Are K-1 Portfolio Deductions Deductible?
Understand the tax implications of K-1 portfolio deductions. Current rules create different outcomes for investment expenses and interest on your return.
Understand the tax implications of K-1 portfolio deductions. Current rules create different outcomes for investment expenses and interest on your return.
Receiving a Schedule K-1 means you are an owner or beneficiary of a pass-through entity, such as a partnership, S corporation, or trust. These entities do not pay income tax themselves; instead, they pass their income, credits, and deductions to their owners to report on their personal tax returns. Among the items passed through are portfolio deductions, which are expenses the entity incurred related to its investment activities. Understanding whether you can use these deductions requires navigating a specific set of tax rules.
To determine if you have portfolio deductions, you must examine the Schedule K-1 you received. For investors in a partnership, this information is in Box 13 of Form 1065 Schedule K-1. For shareholders in an S corporation, the equivalent information is in Box 12 of Form 1120-S Schedule K-1.
On both forms, Code H is used for “Investment interest expense.” Other portfolio deductions, such as investment advisory fees and management costs, are often reported with Code AE. Code L reports other portfolio-related deductions that are not subject to the same suspension rules.
The amounts shown represent your pro-rata share of the entity’s total expenses. For instance, if you own 10% of a partnership that incurred $5,000 in investment advisory fees, your K-1 would show $500 of these deductions. These are not your personal expenses but rather the entity’s expenses being allocated to you.
The ability to deduct portfolio expenses from your K-1 is governed by limitations that were altered by the Tax Cuts and Jobs Act of 2017 (TCJA). The rules differ based on the type of deduction, so each must be analyzed separately to determine its treatment on your personal tax return.
Most deductions reported as “other portfolio deductions,” such as investment advisory and management fees, fall under the classification of miscellaneous itemized deductions. The TCJA suspended the deduction for all miscellaneous itemized deductions for tax years 2018 through 2025.
As a result, for federal income tax purposes, these “other portfolio deductions” from a K-1 are not deductible on your Schedule A (Itemized Deductions). This means that even though the partnership or S corporation incurred these expenses and allocated them to you, you receive no direct tax benefit from them on your individual income tax return during this suspension period.
Investment interest expense, reported under Code H on the K-1, is treated differently and was not suspended by the TCJA. This expense, which is interest paid on money borrowed to purchase investments, remains potentially deductible. The primary limitation is that the deduction cannot exceed your net investment income for the year.

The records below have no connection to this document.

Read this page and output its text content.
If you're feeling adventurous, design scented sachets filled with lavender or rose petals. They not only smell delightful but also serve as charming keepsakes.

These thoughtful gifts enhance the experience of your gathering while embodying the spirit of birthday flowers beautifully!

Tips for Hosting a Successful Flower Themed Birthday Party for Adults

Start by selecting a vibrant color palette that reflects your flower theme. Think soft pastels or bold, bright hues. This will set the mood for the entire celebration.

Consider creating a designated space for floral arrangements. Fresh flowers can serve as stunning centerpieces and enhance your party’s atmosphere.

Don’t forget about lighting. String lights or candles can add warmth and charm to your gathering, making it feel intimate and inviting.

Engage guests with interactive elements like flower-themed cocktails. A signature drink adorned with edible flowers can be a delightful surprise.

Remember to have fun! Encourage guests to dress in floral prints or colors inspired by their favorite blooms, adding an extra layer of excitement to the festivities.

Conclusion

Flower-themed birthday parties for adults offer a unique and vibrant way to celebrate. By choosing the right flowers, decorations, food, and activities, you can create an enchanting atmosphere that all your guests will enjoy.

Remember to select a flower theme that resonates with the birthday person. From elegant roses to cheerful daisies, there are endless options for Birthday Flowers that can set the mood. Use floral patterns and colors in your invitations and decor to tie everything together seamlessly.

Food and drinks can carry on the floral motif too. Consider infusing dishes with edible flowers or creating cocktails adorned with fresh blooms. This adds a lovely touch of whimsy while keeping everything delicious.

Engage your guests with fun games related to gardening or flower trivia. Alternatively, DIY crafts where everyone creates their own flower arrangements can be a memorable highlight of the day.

Net investment income is the total of your investment-related income minus any other deductible investment expenses. Investment income includes interest, non-qualified dividends, and royalties. This rule prevents taxpayers from using investment interest to offset other types of income, such as wages, ensuring the deduction is tied to the investment income it helped generate.
Correctly reporting any allowable deductions on your tax return is the next step. The process is distinct for investment interest expense versus other portfolio expenses, as one requires a specific form while the other may affect a separate tax calculation.
To deduct investment interest expense from your K-1, you must complete Form 4952, “Investment Interest Expense Deduction.” The amount from your K-1 is entered on this form, where you will combine it with any other investment interest you personally paid. On the same form, you calculate your total net investment income, which serves as the ceiling for your deduction.
The final calculated amount from Form 4952 is your allowable investment interest deduction for the year. This figure is then carried to Schedule A (Itemized Deductions). If your total investment interest expense exceeds your net investment income, the excess amount is carried forward to the following tax year, where it can be deducted subject to that year’s net investment income limitation.
While other portfolio investment expenses are not deductible on Schedule A for regular tax purposes, they may provide a tax benefit when calculating the Net Investment Income Tax (NIIT). The NIIT is a 3.8% tax on the lesser of your net investment income or the amount your modified adjusted gross income exceeds certain thresholds.
When calculating your net investment income for the NIIT on Form 8960, you are allowed to deduct investment expenses directly connected to producing investment income. This is where the “other portfolio deductions” from your K-1 can be used. They can reduce the amount of income subject to the 3.8% NIIT, providing a different form of tax relief.